I noticed that 2/0 standard is de-selected. Excellent.
In about 10% of the cases I had problems though.
- when a dvd only has an old fashioned stereo sound channel (not dolby stereo, I have misinformed you), that is not copied. This only hold for very old recordings.
An example of this is e.g. Michael jackson, live in Bucharest, a dvd of the Carpenters, Neil Daimond, Beatles, The Band,.....
New DVD's but old recordings.
I have copied these DVD's with other applications. Now the stereo sound was copied, but the image was bad.
So, if you can fix this problem, it would be great. Probably you did not test it on these type of video's.
- I live in the Netherlands. Appearantly, the Dutch DVD's are protected very well or different than is internationally common.
The only international video that did not work was Evita (Madonna).
The MakeMKV applications stops with the message that it is too complicated.
Anyhow, once again: I love you aplication. It is fast, reliable and produces excellent results.
I can now play the songs on video in any order as you do with CD's.
- open request: the ability to store the DVD chapter by chapter.
Another question I hope somebody can help me with: how can you set the priority of windows media player to give priority to DTS instead of Dolby?
Thank, and greetings,
Rinus
Re: ordinary DD stereo sound
Posted: Fri Jan 30, 2009 12:20 pm
by propman
hi,
I think it's software-player problem.
first, are you using a digital-sound-port ? as example SPDif ?
Then you don't needing "dts-encoding", only passthrough the sound dirctly to the port, and the A/V-Receiver is doing the rest.
In my mind, VLC is a scrap plaxer, because until the newest ver. he isn't able to use SPDif correctly.
You didn't hear Surroundsond with this player, only something like "stereo".
And I think, but don't know it correctly, the windows media player (XP) isn't able to play DVDs with dts.
KR
propman
Re: ordinary DD stereo sound
Posted: Tue Feb 03, 2009 10:48 am
by mike admin
To Rinus:
Rinus, sorry for not answering you for so long time!
when a dvd only has an old fashioned stereo sound channel (not dolby stereo, I have misinformed you), that is not copied. This only hold for very old recordings.
An example of this is e.g. Michael jackson, live in Bucharest, a dvd of the Carpenters, Neil Daimond, Beatles, The Band,.....

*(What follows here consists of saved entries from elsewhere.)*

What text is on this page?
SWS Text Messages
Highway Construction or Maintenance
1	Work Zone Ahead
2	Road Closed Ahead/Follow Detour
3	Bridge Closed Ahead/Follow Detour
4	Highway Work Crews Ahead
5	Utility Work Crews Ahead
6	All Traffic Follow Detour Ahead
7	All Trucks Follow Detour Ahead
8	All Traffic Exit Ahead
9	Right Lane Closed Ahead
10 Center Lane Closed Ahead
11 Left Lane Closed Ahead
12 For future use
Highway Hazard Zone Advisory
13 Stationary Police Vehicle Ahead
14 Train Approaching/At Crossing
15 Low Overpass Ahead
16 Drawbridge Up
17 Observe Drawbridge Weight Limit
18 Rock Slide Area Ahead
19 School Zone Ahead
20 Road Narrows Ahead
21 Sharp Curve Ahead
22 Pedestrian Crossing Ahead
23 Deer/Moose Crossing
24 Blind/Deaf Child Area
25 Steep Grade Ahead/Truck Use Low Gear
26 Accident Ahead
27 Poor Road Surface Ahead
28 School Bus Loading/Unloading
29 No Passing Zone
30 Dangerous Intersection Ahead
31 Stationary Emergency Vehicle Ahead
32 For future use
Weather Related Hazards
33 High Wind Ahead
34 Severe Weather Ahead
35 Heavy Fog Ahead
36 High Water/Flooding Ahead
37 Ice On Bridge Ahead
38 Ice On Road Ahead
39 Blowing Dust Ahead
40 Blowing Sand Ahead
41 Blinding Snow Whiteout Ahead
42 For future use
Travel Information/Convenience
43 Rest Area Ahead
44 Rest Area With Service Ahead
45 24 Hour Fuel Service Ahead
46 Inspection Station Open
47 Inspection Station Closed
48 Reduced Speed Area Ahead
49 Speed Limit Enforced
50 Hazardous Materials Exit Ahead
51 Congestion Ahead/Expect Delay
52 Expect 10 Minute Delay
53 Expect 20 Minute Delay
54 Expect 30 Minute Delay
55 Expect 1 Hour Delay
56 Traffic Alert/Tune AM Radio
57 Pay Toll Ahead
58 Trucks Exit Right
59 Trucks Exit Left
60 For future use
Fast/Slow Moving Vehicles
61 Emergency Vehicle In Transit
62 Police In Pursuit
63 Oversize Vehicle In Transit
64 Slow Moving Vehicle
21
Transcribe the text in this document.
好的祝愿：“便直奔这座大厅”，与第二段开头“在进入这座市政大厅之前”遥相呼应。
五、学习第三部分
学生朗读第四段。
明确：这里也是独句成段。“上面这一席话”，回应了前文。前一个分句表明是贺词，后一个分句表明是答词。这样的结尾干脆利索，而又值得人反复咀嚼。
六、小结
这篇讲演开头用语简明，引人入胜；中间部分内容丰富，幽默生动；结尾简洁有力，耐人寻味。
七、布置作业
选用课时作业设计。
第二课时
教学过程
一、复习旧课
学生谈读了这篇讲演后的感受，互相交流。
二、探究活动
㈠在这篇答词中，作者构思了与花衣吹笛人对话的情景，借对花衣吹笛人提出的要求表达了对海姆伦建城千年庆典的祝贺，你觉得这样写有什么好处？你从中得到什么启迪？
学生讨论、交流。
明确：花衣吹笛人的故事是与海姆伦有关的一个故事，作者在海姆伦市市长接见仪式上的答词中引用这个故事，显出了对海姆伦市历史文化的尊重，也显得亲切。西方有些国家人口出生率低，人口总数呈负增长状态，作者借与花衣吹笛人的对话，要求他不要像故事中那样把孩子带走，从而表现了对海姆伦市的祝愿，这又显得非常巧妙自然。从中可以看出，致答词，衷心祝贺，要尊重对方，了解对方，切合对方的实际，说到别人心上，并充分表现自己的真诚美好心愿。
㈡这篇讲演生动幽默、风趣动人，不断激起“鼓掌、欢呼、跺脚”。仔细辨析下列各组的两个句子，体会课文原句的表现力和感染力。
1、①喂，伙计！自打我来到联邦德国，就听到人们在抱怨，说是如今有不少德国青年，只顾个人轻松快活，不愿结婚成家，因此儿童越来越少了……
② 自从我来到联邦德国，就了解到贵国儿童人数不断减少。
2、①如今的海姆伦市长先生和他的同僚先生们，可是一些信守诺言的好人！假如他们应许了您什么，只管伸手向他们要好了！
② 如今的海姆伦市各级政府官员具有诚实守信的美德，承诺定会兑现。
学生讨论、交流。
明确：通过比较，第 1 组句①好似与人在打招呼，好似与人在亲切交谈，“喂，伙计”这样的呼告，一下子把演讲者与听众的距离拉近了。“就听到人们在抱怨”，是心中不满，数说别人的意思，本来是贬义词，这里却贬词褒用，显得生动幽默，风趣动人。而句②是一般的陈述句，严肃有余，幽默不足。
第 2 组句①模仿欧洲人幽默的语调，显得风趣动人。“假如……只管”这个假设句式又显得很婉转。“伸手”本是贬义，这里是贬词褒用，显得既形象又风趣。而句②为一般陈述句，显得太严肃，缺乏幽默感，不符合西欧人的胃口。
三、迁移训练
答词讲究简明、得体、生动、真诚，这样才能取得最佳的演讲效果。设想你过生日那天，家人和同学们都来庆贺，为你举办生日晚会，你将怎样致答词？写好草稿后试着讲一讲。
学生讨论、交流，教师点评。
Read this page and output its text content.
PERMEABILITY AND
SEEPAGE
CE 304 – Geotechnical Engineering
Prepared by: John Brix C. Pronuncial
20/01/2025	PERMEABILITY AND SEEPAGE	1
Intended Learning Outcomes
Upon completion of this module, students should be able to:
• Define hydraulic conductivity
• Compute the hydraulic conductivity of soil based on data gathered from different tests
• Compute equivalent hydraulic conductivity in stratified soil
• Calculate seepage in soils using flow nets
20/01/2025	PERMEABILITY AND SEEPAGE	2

We understand the problem, there are two formats that are not supported- LPCM and MPEG Audio. We'd happily add them if we ever see that kind of dvds. If you could send me Ifo files from that discs to
mike.chen82@googlemail.com - it would really help.
Thank you so much for the help!
Re: ordinary DD stereo sound
Posted: Tue Feb 03, 2009 4:35 pm
by forest-holm
Mike just a thought about the LPCM and MPEG audio on DVD's whilst I agree that most pressed DVD's i.e commercial ones dont use these audio formats, many DVD recorders especially the cheaper ones i.e like my Daewoo do. Granted the better ones like my Panasonics use 2 channel Dolby. Users may want to make MKv's of their own recordings..just a thought for the future...
Re: ordinary DD stereo sound
Posted: Wed Feb 11, 2009 12:12 am
by tnor64
I was backing up a collection of Three Stooges short films and am glad I checked the sound before I got too far as I ran into this very problem. The DVD's have LPCM audio that wasn't recognized by MakeMKV and therefore there was no sound. If it is an easy fix, it'd be great if this was supported.